LONDON (Reuters) - The head of energy trader Vitol who helped fund the unsuccessful campaign to keep Britain in the European Union said on Monday the pound’s demise since the Brexit vote has helped to lower costs for his London offices.
Ian Taylor, also a donor to the ruling Conservative Party, told a Reuters Global Commodities Summit it was too early to say whether London could retain its global financial status because the rules dictating Britain’s divorce from the EU have yet to be agreed.
Swiss-based Vitol, the world’s largest independent energy trader with a turnover of $168 billion last year, has one of its main offices in London, a commodities trading hub.
Britain’s decision to leave the EU surprised global markets, dragging the pound to multi-decade lows and sparking fears in London’s financial center that businesses will flee abroad.
“Obviously, overhead costs inevitably go down in London which I suppose is marginally good for our shareholders in the sense that it’s cheaper to run London, but it’s still a pretty small part of our overall portfolio,” Taylor told Reuters.
“It makes London slightly more attractive,” he said.
The pound’s descent to 31-year lows against the dollar helps energy and energy trading companies because their revenues from crude oil, refined products and other commodities are denominated in dollars, while the weaker pound reduces the costs of large operations in London.
Christophe Salmon, chief financial officer at the world’s second largest oil trading house, Trafigura, warned however that the pound’s weakness could indirectly hit the ability of British banks to lend to commodities trading firms.
“With the decrease in the pound, UK banks may have more difficulty lending in U.S. dollars. We have seen this in Australia before when Aussie banks lowered lending limits to our business,” Salmon told the Reuters Global Commodities Summit.
Otherwise, he said, he foresaw no impact on his firm’s $97 billion business from Brexit.

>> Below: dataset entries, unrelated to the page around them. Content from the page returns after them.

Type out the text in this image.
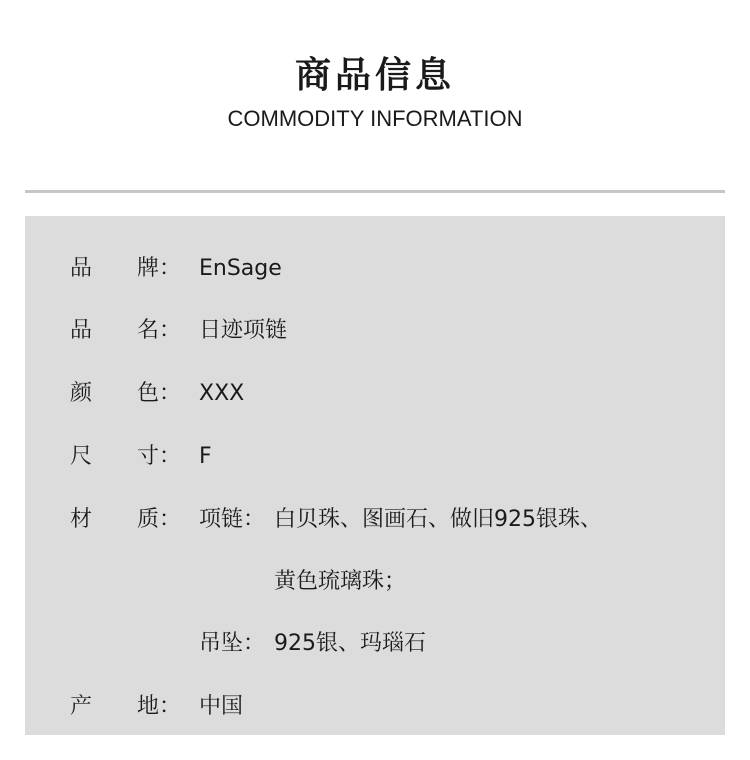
商品信息
COMMODITY INFORMATION
品 牌： EnSage
品 名： 日迹项链
颜 色： XXX
尺 寸： F
材 质： 项链： 白贝珠、图画石、做旧925银珠、
黄色琉璃珠；
吊坠： 925银、玛瑙石
产 地： 中国
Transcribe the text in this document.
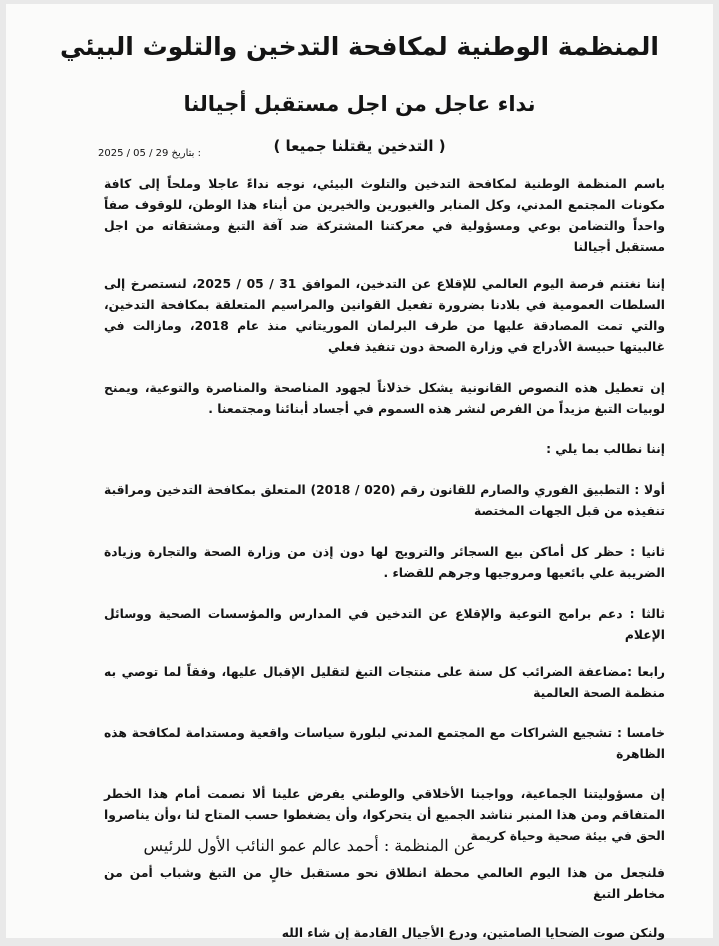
المنظمة الوطنية لمكافحة التدخين والتلوث البيئي
نداء عاجل من اجل مستقبل أجيالنا
( التدخين يقتلنا جميعا )
بتاريخ : 2025 / 05 / 29

باسم المنظمة الوطنية لمكافحة التدخين والتلوث البيئي، نوجه نداءً عاجلا وملحاً إلى كافة مكونات المجتمع المدني، وكل المنابر والغيورين والخيرين من أبناء هذا الوطن، للوقوف صفاً واحداً والتضامن بوعي ومسؤولية في معركتنا المشتركة ضد آفة التبغ ومشتقاته من اجل مستقبل أجيالنا

إننا نغتنم فرصة اليوم العالمي للإقلاع عن التدخين، الموافق 31 / 05 / 2025، لنستصرخ إلى السلطات العمومية في بلادنا بضرورة تفعيل القوانين والمراسيم المتعلقة بمكافحة التدخين، والتي تمت المصادقة عليها من طرف البرلمان الموريتاني منذ عام 2018، ومازالت في غالبيتها حبيسة الأدراج في وزارة الصحة دون تنفيذ فعلي

إن تعطيل هذه النصوص القانونية يشكل خذلاناً لجهود المناصحة والمناصرة والتوعية، ويمنح لوبيات التبغ مزيداً من الفرص لنشر هذه السموم في أجساد أبنائنا ومجتمعنا .

إننا نطالب بما يلي :

أولا : التطبيق الفوري والصارم للقانون رقم (020 / 2018) المتعلق بمكافحة التدخين ومراقبة تنفيذه من قبل الجهات المختصة

ثانيا : حظر كل أماكن بيع السجائر والترويج لها دون إذن من وزارة الصحة والتجارة وزيادة الضريبة علي بائعيها ومروجيها وجرهم للقضاء .

ثالثا : دعم برامج التوعية والإقلاع عن التدخين في المدارس والمؤسسات الصحية ووسائل الإعلام

رابعا :مضاعفة الضرائب كل سنة على منتجات التبغ لتقليل الإقبال عليها، وفقاً لما توصي به منظمة الصحة العالمية

خامسا : تشجيع الشراكات مع المجتمع المدني لبلورة سياسات واقعية ومستدامة لمكافحة هذه الظاهرة

إن مسؤوليتنا الجماعية، وواجبنا الأخلاقي والوطني يفرض علينا ألا نصمت أمام هذا الخطر المتفاقم ومن هذا المنبر نناشد الجميع أن يتحركوا، وأن يضغطوا حسب المتاح لنا ،وأن يناصروا الحق في بيئة صحية وحياة كريمة

فلنجعل من هذا اليوم العالمي محطة انطلاق نحو مستقبل خالٍ من التبغ وشباب أمن من مخاطر التبغ

ولنكن صوت الضحايا الصامتين، ودرع الأجيال القادمة إن شاء الله

عن المنظمة : أحمد عالم عمو النائب الأول للرئيس
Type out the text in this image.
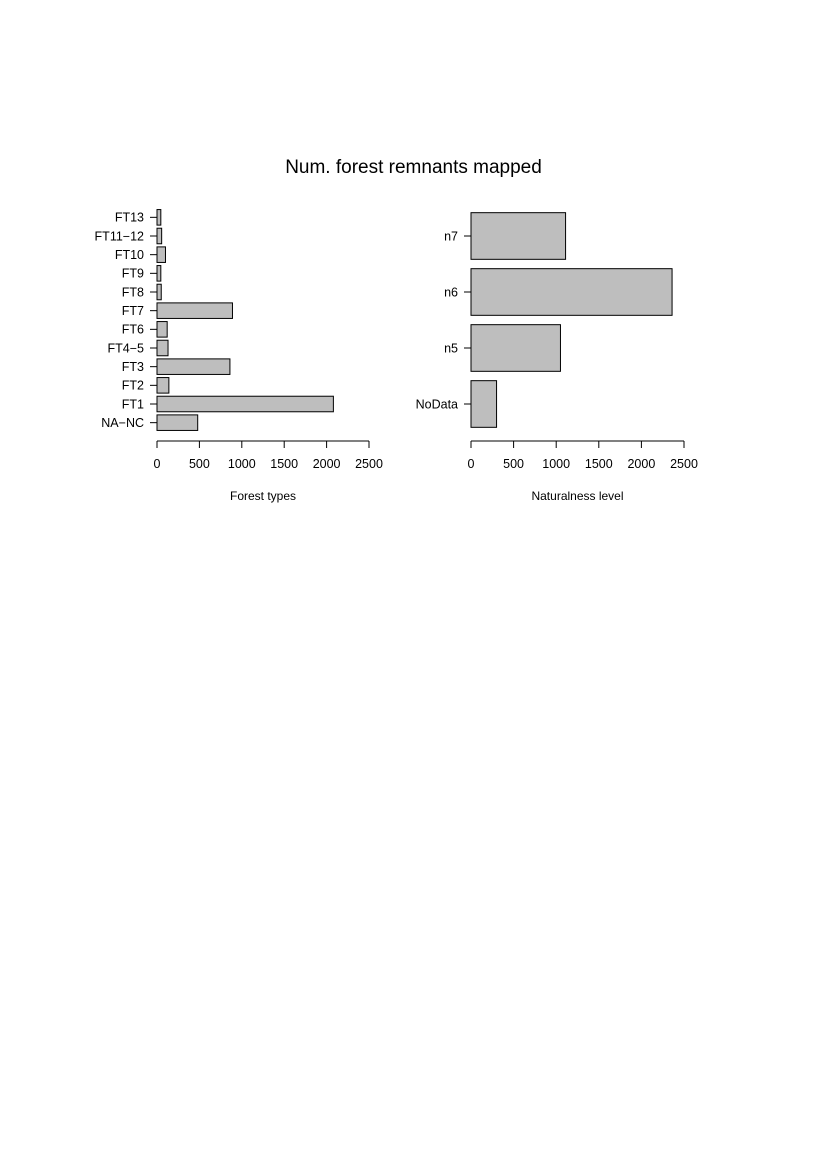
Num. forest remnants mapped
NA−NC
FT1
FT2
FT3
FT4−5
FT6
FT7
FT8
FT9
FT10
FT11−12
FT13
0 500 1000 1500 2000 2500
Forest types
NoData
n5
n6
n7
0 500 1000 1500 2000 2500
Naturalness level
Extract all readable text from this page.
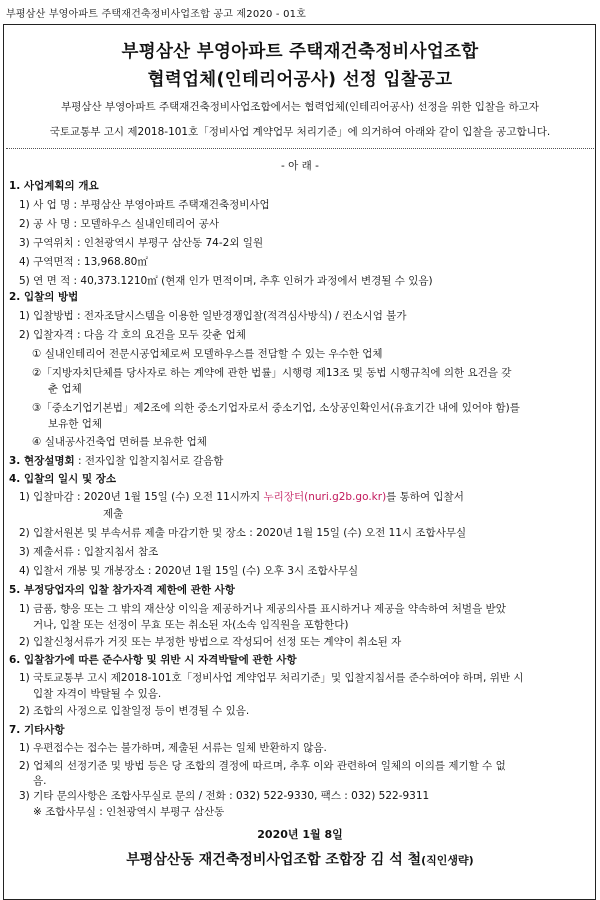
부평삼산 부영아파트 주택재건축정비사업조합 공고 제2020 - 01호
부평삼산 부영아파트 주택재건축정비사업조합
협력업체(인테리어공사) 선정 입찰공고
부평삼산 부영아파트 주택재건축정비사업조합에서는 협력업체(인테리어공사) 선정을 위한 입찰을 하고자
국토교통부 고시 제2018-101호「정비사업 계약업무 처리기준」에 의거하여 아래와 같이 입찰을 공고합니다.
- 아 래 -
1. 사업계획의 개요
1) 사 업 명 : 부평삼산 부영아파트 주택재건축정비사업
2) 공 사 명 : 모델하우스 실내인테리어 공사
3) 구역위치 : 인천광역시 부평구 삼산동 74-2외 일원
4) 구역면적 : 13,968.80㎡
5) 연 면 적 : 40,373.1210㎡ (현재 인가 면적이며, 추후 인허가 과정에서 변경될 수 있음)
2. 입찰의 방법
1) 입찰방법 : 전자조달시스템을 이용한 일반경쟁입찰(적격심사방식) / 컨소시엄 불가
2) 입찰자격 : 다음 각 호의 요건을 모두 갖춘 업체
① 실내인테리어 전문시공업체로써 모델하우스를 전담할 수 있는 우수한 업체
②「지방자치단체를 당사자로 하는 계약에 관한 법률」시행령 제13조 및 동법 시행규칙에 의한 요건을 갖
춘 업체
③「중소기업기본법」제2조에 의한 중소기업자로서 중소기업, 소상공인확인서(유효기간 내에 있어야 함)를
보유한 업체
④ 실내공사건축업 면허를 보유한 업체
3. 현장설명회 : 전자입찰 입찰지침서로 갈음함
4. 입찰의 일시 및 장소
1) 입찰마감 : 2020년 1월 15일 (수) 오전 11시까지 누리장터(nuri.g2b.go.kr)를 통하여 입찰서
제출
2) 입찰서원본 및 부속서류 제출 마감기한 및 장소 : 2020년 1월 15일 (수) 오전 11시 조합사무실
3) 제출서류 : 입찰지침서 참조
4) 입찰서 개봉 및 개봉장소 : 2020년 1월 15일 (수) 오후 3시 조합사무실
5. 부정당업자의 입찰 참가자격 제한에 관한 사항
1) 금품, 향응 또는 그 밖의 재산상 이익을 제공하거나 제공의사를 표시하거나 제공을 약속하여 처벌을 받았
거나, 입찰 또는 선정이 무효 또는 취소된 자(소속 임직원을 포함한다)
2) 입찰신청서류가 거짓 또는 부정한 방법으로 작성되어 선정 또는 계약이 취소된 자
6. 입찰참가에 따른 준수사항 및 위반 시 자격박탈에 관한 사항
1) 국토교통부 고시 제2018-101호「정비사업 계약업무 처리기준」및 입찰지침서를 준수하여야 하며, 위반 시
입찰 자격이 박탈될 수 있음.
2) 조합의 사정으로 입찰일정 등이 변경될 수 있음.
7. 기타사항
1) 우편접수는 접수는 불가하며, 제출된 서류는 일체 반환하지 않음.
2) 업체의 선정기준 및 방법 등은 당 조합의 결정에 따르며, 추후 이와 관련하여 일체의 이의를 제기할 수 없
음.
3) 기타 문의사항은 조합사무실로 문의 / 전화 : 032) 522-9330, 팩스 : 032) 522-9311
※ 조합사무실 : 인천광역시 부평구 삼산동
2020년 1월 8일
부평삼산동 재건축정비사업조합 조합장 김 석 철(직인생략)
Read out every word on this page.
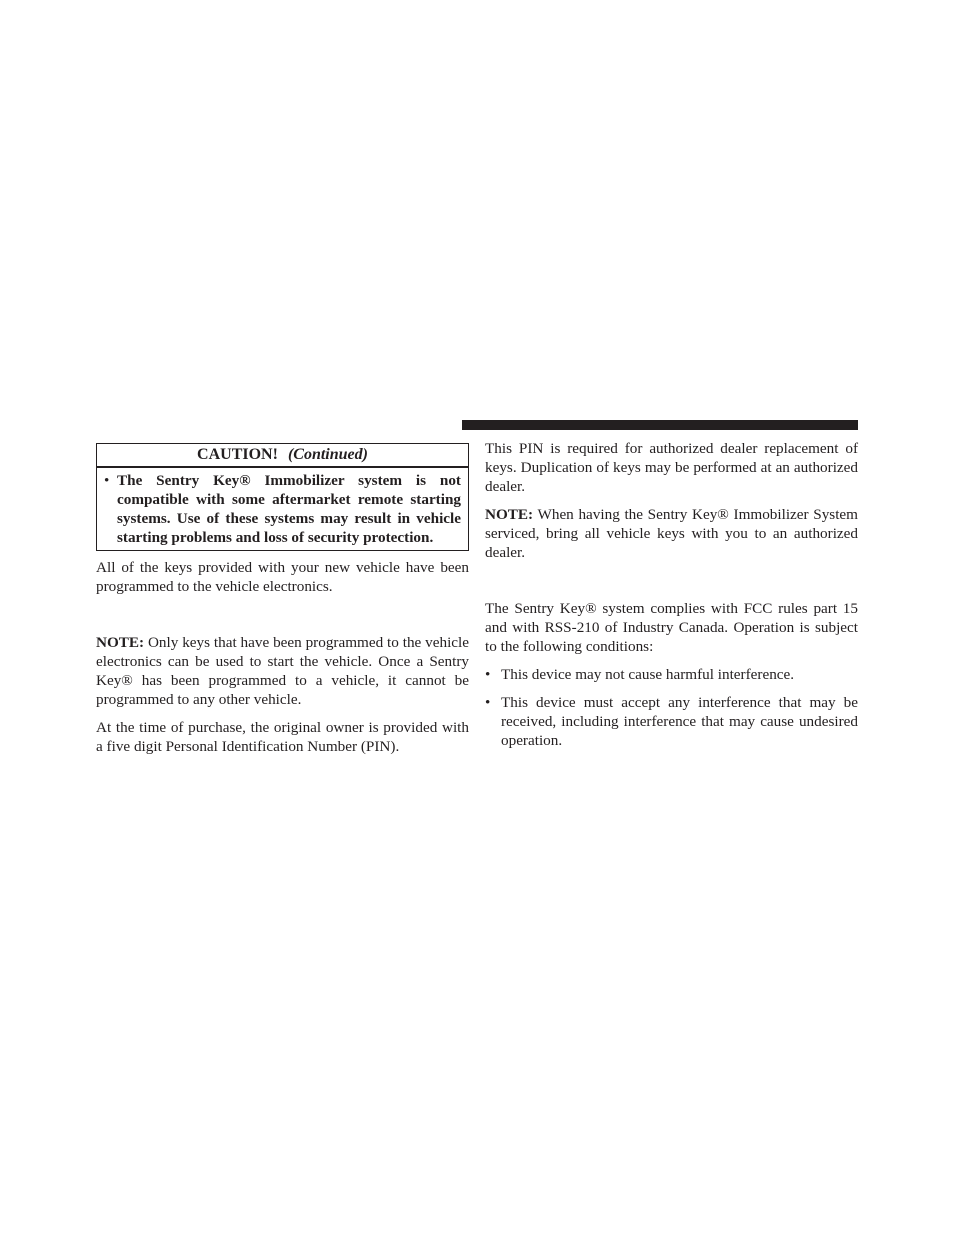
CAUTION! (Continued)
• The Sentry Key® Immobilizer system is not compatible with some aftermarket remote starting systems. Use of these systems may result in vehicle starting problems and loss of security protection.

All of the keys provided with your new vehicle have been programmed to the vehicle electronics.

NOTE: Only keys that have been programmed to the vehicle electronics can be used to start the vehicle. Once a Sentry Key® has been programmed to a vehicle, it cannot be programmed to any other vehicle.

At the time of purchase, the original owner is provided with a five digit Personal Identification Number (PIN).

This PIN is required for authorized dealer replacement of keys. Duplication of keys may be performed at an authorized dealer.

NOTE: When having the Sentry Key® Immobilizer System serviced, bring all vehicle keys with you to an authorized dealer.

The Sentry Key® system complies with FCC rules part 15 and with RSS-210 of Industry Canada. Operation is subject to the following conditions:

• This device may not cause harmful interference.
• This device must accept any interference that may be received, including interference that may cause undesired operation.
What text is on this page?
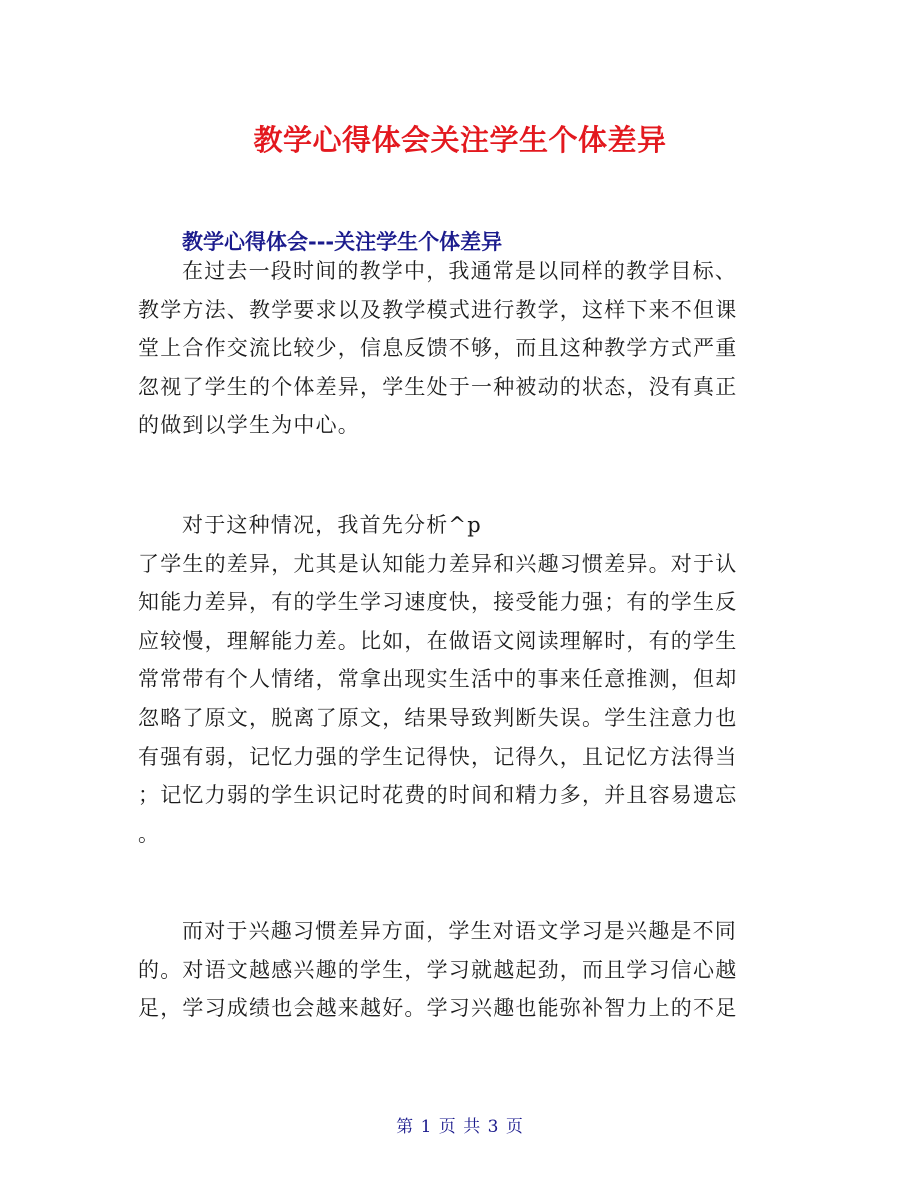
教学心得体会关注学生个体差异
教学心得体会---关注学生个体差异
在过去一段时间的教学中，我通常是以同样的教学目标、
教学方法、教学要求以及教学模式进行教学，这样下来不但课
堂上合作交流比较少，信息反馈不够，而且这种教学方式严重
忽视了学生的个体差异，学生处于一种被动的状态，没有真正
的做到以学生为中心。
对于这种情况，我首先分析^p
了学生的差异，尤其是认知能力差异和兴趣习惯差异。对于认
知能力差异，有的学生学习速度快，接受能力强；有的学生反
应较慢，理解能力差。比如，在做语文阅读理解时，有的学生
常常带有个人情绪，常拿出现实生活中的事来任意推测，但却
忽略了原文，脱离了原文，结果导致判断失误。学生注意力也
有强有弱，记忆力强的学生记得快，记得久，且记忆方法得当
；记忆力弱的学生识记时花费的时间和精力多，并且容易遗忘
。
而对于兴趣习惯差异方面，学生对语文学习是兴趣是不同
的。对语文越感兴趣的学生，学习就越起劲，而且学习信心越
足，学习成绩也会越来越好。学习兴趣也能弥补智力上的不足
第 1 页 共 3 页
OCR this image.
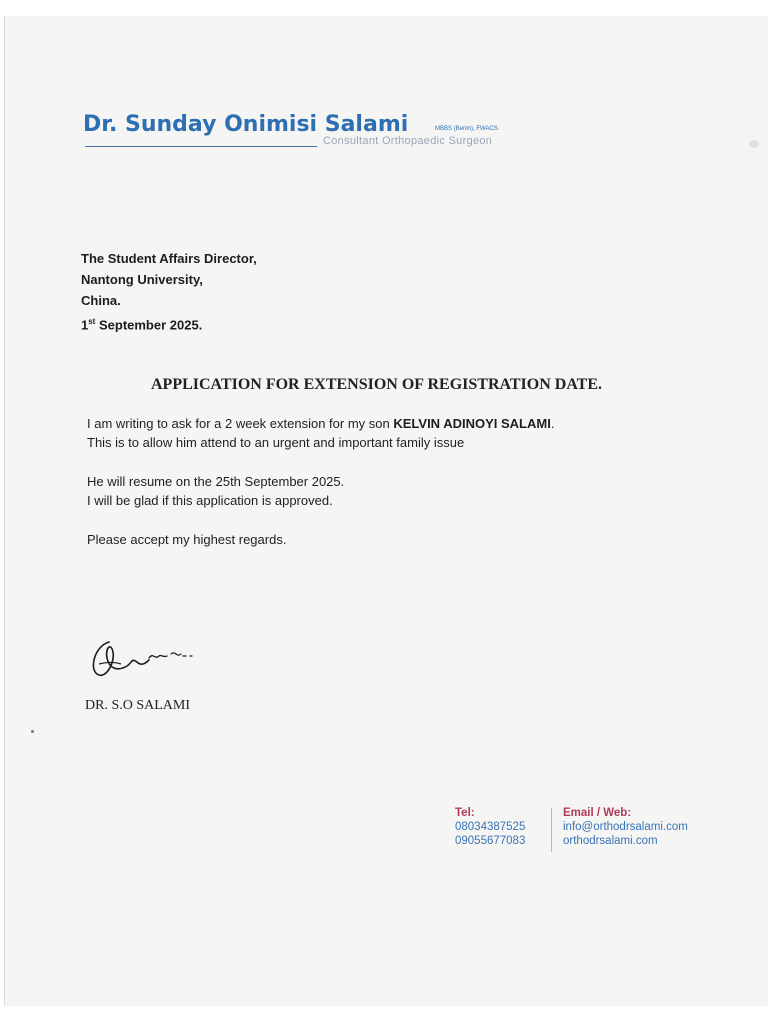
Dr. Sunday Onimisi Salami	MBBS (Benin), FWACS.
Consultant Orthopaedic Surgeon
The Student Affairs Director,
Nantong University,
China.
1st September 2025.
APPLICATION FOR EXTENSION OF REGISTRATION DATE.
I am writing to ask for a 2 week extension for my son KELVIN ADINOYI SALAMI.
This is to allow him attend to an urgent and important family issue
He will resume on the 25th September 2025.
I will be glad if this application is approved.
Please accept my highest regards.
DR. S.O SALAMI
Tel:
08034387525
09055677083
Email / Web:
info@orthodrsalami.com
orthodrsalami.com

Many business and top global banks warned they may move staff out of London especially if Britain loses, or fails to renegotiate access to, the European bank passport system. Without it, transactions would be more complicated and expensive.
“It’s hard to see that all the jobs that are here in the City, involving particularly some of the European passporting activities, will still be here, but it’s too early to say,” Taylor said.
“I‘m sure financial organizations are probably inevitably looking at their options but I can’t see London totally disappearing from the world of international finance.”
Vitol trades over 6 million barrels of crude oil and refined products every day, shipping over 300 million tonnes last year. Trafigura shipped 146 million tonnes of oil and products in the same year.